Right then the worst thing that could happen happened: Eric got into the car, in the right-side backseat. "Sup dudes?"

Benny and I exchanged glances, and Dylan quickly said, "Nothing," the worst actor ever, totally unconvincing.

Eric looked at all of us, unbelieving. "I kind of get the feeling I just walked in on you guys talking about me."

"Benny was wondering if you've had bottom surgery." Dylan tried to act casual as he spread cream cheese on the other half of his bagel, and I watched him in the rearview mirror, feeling awkward and embarrassed.

Eric looked at Benny, who just sort of shrugged at him, and then at the rest of us. "Guys, I would appreciate it if you didn't discuss my private parts, especially without me. I wouldn't talk about your private parts with my friends. If you really want to know, just ask me. Haven't I told you all that before?"

We all nodded.

Then he said, "Truthfully, I don't know. I've thought a lot about it, but I'm conflicted. I mean, I'm still a guy, whether or not I do that. And you can lose sensation down there with those surgeries. Is that really worth it?"

"Maybe you should just be bold and decisive, since you're a man," Dylan said, clearly talking to me and not Eric.

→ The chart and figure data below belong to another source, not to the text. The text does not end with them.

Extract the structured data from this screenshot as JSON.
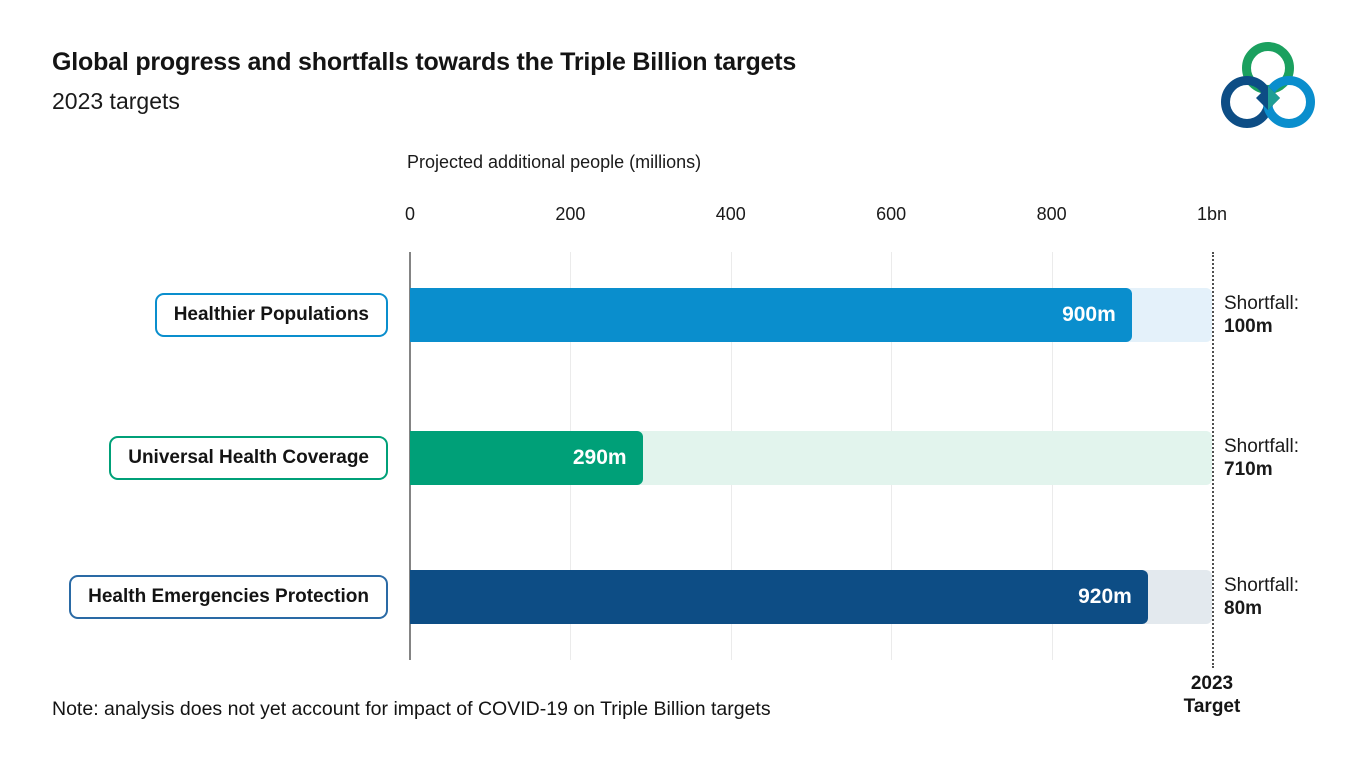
{
  "header": {
    "title": "Global progress and shortfalls towards the Triple Billion targets",
    "subtitle": "2023 targets"
  },
  "logo": {
    "name": "triple-billion-logo",
    "ring_colors": {
      "top": "#1ba05f",
      "bottom_left": "#0d4d85",
      "bottom_right": "#0a8ecd"
    }
  },
  "chart_data": {
    "type": "bar",
    "orientation": "horizontal",
    "axis_title": "Projected additional people (millions)",
    "xlim": [
      0,
      1000
    ],
    "grid": "vertical",
    "ticks": [
      {
        "label": "0",
        "value": 0
      },
      {
        "label": "200",
        "value": 200
      },
      {
        "label": "400",
        "value": 400
      },
      {
        "label": "600",
        "value": 600
      },
      {
        "label": "800",
        "value": 800
      },
      {
        "label": "1bn",
        "value": 1000
      }
    ],
    "target": {
      "value": 1000,
      "line1": "2023",
      "line2": "Target"
    },
    "rows": [
      {
        "label": "Healthier Populations",
        "value": 900,
        "value_label": "900m",
        "shortfall_label": "Shortfall:",
        "shortfall_value": "100m",
        "shortfall": 100,
        "color": "#0a8ecd",
        "track_color": "#e4f1fa",
        "border_color": "#0a8ecd"
      },
      {
        "label": "Universal Health Coverage",
        "value": 290,
        "value_label": "290m",
        "shortfall_label": "Shortfall:",
        "shortfall_value": "710m",
        "shortfall": 710,
        "color": "#00a078",
        "track_color": "#e2f4ed",
        "border_color": "#00a078"
      },
      {
        "label": "Health Emergencies Protection",
        "value": 920,
        "value_label": "920m",
        "shortfall_label": "Shortfall:",
        "shortfall_value": "80m",
        "shortfall": 80,
        "color": "#0d4d85",
        "track_color": "#e3e9ee",
        "border_color": "#2a6aa5"
      }
    ]
  },
  "note": "Note: analysis does not yet account for impact of COVID-19 on Triple Billion targets"
}
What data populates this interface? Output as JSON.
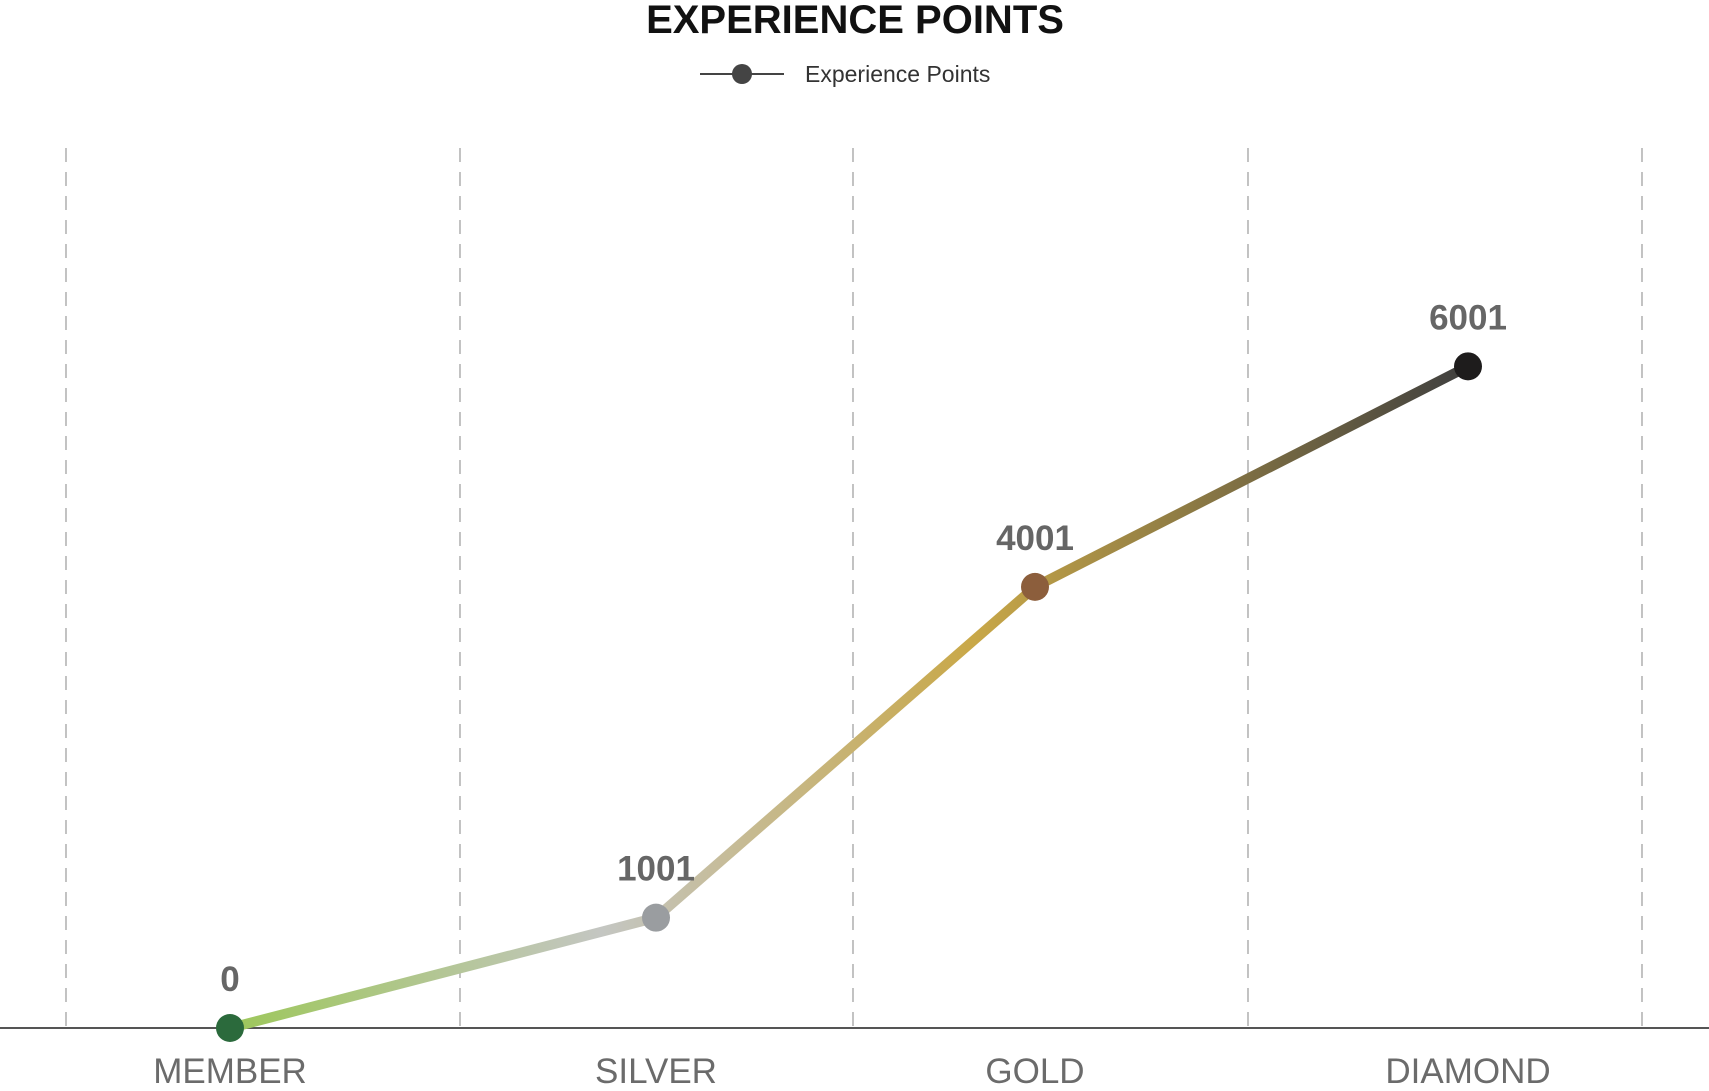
{
  "chart_data": {
    "type": "line",
    "title": "EXPERIENCE POINTS",
    "xlabel": "",
    "ylabel": "",
    "categories": [
      "MEMBER",
      "SILVER",
      "GOLD",
      "DIAMOND"
    ],
    "series": [
      {
        "name": "Experience Points",
        "values": [
          0,
          1001,
          4001,
          6001
        ]
      }
    ],
    "ylim": [
      0,
      8000
    ],
    "grid": "vertical dashed",
    "legend_position": "top-center",
    "point_colors": [
      "#2b6a3c",
      "#9a9da0",
      "#8c5e3c",
      "#1e1c1c"
    ],
    "line_gradient": [
      "#9dc75a",
      "#c4c6c2",
      "#c9a848",
      "#3f3f3f"
    ],
    "legend_marker_color": "#444444",
    "axis_color": "#555555"
  }
}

"So you're conflicted about surgery, and Dallas is conflicted about Adree..." Benny said, trying to ease the tension.

"I don't know why you're conflicted, Dallas," Eric said. "It's more than obvious she likes you. And the Internet is shipping you, hard. People are calling you Dalladree."

"Dalladree!" Dylan and Benny said in unison, like a pair of songbirds.

I didn't mind: the name had a ring to it.